Civil engineers are tasked with supplying municipalities with drinking water needs, and here is how it's done.

I am going to take you through a theoretical project that I worked on demonstrating the proper design of drilling, placing, and designing a well and pipe network system capable of supplying 1 million gallons per day to the city of Tyler, Texas. I am a local in the area, and I went with this location because I knew where to find the applicable data. Each state has a system that compiles drilling logs from oil and water wells drilled in the past. Each dot in the photo above represents a well of some kind. Under Tyler, there are 2 different aquifers, the Queens-City and the Carrizo-Wilcox. I did some preliminary modeling on each aquifer from examining the drill logs, and determined that the Carrizo-Wilcox would be the best water source to meet out requirements. Below, you can see a chart of drill log data I found showing the varying elevation drillers found water at. I used this data to model the aquifer in a program called Groundwater Vistas.

The Carrizo-Wilcox Aquifer was modeled with a 20 by 50 grid representing 4 by 10 miles (model below). It was modeled in 2 layers because this aquifer is confined. A confined aquifer has impermeable layers on top and bottom. Think of it as a balloon or a sealed container. This model was based off the thickness of the aquifer and the confining layers. Essentially, the top of the aquifer (bottom of confining layer) was set to equal 0 ft. in elevation. The top and bottom elevations were then adjusted in order to maintain the appropriate thickness of each layer. This was done because problems arose in the elevation modeling and this method provided a solution to the model without affecting results.

You can take a look at the resulting model below. Red indicates a high drain on water, and green indicates a good supply. The curved lines are elevation gradients in the water level due to existing pumps.

The new wells inserted into the design for calculation are highlighted on the model below. These locations were selected based upon this aquifer’s existing well locations and placed strategically to achieve the maximum flow rates from the Queen’s City Aquifer.

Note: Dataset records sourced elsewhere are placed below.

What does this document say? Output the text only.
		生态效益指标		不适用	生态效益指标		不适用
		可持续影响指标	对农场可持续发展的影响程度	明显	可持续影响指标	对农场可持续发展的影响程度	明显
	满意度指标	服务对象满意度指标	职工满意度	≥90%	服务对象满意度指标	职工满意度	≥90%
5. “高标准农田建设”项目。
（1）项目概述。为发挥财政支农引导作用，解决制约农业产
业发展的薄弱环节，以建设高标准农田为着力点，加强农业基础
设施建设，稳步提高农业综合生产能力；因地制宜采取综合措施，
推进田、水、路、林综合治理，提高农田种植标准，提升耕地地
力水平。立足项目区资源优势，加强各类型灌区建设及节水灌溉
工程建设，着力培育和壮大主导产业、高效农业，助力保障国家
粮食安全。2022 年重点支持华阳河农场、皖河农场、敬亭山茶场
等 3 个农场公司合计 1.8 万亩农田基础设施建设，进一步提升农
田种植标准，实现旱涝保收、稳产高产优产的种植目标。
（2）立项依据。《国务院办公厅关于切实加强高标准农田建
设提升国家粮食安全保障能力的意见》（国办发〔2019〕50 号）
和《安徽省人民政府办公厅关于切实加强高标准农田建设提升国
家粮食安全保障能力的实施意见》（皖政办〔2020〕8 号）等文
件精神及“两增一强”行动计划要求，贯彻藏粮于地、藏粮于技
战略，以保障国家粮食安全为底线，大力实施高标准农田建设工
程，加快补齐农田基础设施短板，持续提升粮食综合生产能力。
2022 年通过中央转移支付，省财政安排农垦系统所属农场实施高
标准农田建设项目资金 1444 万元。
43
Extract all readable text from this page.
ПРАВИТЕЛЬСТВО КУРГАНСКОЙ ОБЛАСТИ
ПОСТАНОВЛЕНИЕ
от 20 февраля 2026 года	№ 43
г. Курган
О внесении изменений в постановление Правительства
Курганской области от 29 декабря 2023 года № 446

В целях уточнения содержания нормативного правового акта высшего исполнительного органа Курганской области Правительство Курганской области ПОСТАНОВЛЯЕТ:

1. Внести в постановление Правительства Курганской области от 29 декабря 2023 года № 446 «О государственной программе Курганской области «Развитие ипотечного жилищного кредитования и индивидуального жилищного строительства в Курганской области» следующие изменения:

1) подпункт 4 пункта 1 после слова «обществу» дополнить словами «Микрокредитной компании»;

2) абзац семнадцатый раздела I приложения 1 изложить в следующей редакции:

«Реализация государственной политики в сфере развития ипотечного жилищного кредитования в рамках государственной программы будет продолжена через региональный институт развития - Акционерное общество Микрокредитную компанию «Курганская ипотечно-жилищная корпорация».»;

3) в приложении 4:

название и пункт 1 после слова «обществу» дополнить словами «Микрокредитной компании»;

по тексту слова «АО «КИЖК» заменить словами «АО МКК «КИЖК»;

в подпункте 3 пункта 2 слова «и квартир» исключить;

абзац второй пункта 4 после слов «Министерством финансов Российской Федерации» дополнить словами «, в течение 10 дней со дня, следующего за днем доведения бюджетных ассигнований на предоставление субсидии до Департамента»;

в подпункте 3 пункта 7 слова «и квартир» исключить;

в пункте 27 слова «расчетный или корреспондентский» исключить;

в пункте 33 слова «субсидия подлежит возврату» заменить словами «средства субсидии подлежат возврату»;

Starting from the left, the wells have flow rates of 136,000 GPD, 432,000 GPD and 432,000 GPD.
It can be seen at the middle new well that the surrounding area is being completely drained of water. If a pipe system was to be designed, the collection tank for the three wells would be in a centrally located position. Similar to the location marked with an arrow on the Model.

So far, this mapping process of existing aquifers and wells would be very similar to what a practicing engineer would use to determine where they would like to place new wells. All of this effort has been to create a functioning model of the water table in the aquifers below the city. Once the models are good enough, then wells can be placed in the models to determine where the best locations for new wells would be.

The pumps for each well must be able to work in a pipe that is less and 12” in diameter. All of the wells designed utilize a 12” diameter pipe fitted into the well hole, per specifications of this theoretical project. The depth of the Aquifer ranges, but the maximum depth the pump will need to be at is 950 ft. This was determined through looking at existing wells and drillers logs and seeing where the bottom of the aquifer is. The maximum depth observed at existing wells is 874 in depth at well no. 3438404. The value of 950 ft. was determined by adding 10% of the maximum depth to allow for variation of aquifer depth at the drill site. Using this maximum depth, the pumps were evaluated by the least amount of head loss at the pumping depth of 950 ft.

To state that a little simpler, I used drill data to figure out the depth of the aquifer at each proposed drilling location. Using that depth, I decided how deep each well hole needed to be drilled. The next step coming up is selecting a pump to pump water to the surface. I took a look at various pump curves, like the one below.

Pump curves demonstrate where a pump is most functional i.e. most efficient depths and flow rates. By taking the numbers you desire, and plugging them into various pump curves, you can determine which pump you need.

The L Series 320L Submersible pump was determined to be the best fit for the well system. The Pump Curve can be observed above.

The 320L operates at max efficiency at 950 ft. of head with a capacity of 300 GPM (432,000 GPD). Two wells of this size would produce 864,000 GPD. This allows for a third well to be drilled, with a necessary production of 136,000 GPD minimum. This third well will allow for extra production of water if necessary to counteract the head losses in the piping network. In total, these 3 wells would produce the desired 1,000,000 GPD for the city of Tyler.

The locations were selected based upon proximity to existing wells as well as the ability to construct a centrally located reservoir for the flow of 1 MGD. Each new well’s specifications are outlined below.

Well #1: Q=432,000 GPD, Depth 875 ft. below surface
Well #2: Q=136,000 GPD, Depth 800 ft. below surface
Well #3: Q=432,000 GPD, Depth 775 ft. below surface

The collection tank will be located at the circle location marked on the above map. This location was decided on in order to produce the least amount of head loss through the length of piping. It was also selected based upon its centrally located position between the new wells and also the overall project area.

At this point, the last step would be coordinating the construction teams and purchasing the materials. I left out some of the more technical aspects of the process, but this should give anyone reading a good overview of how new drinking water wells are designed.

It isn't just as simple as drilling a hole in the ground, is it?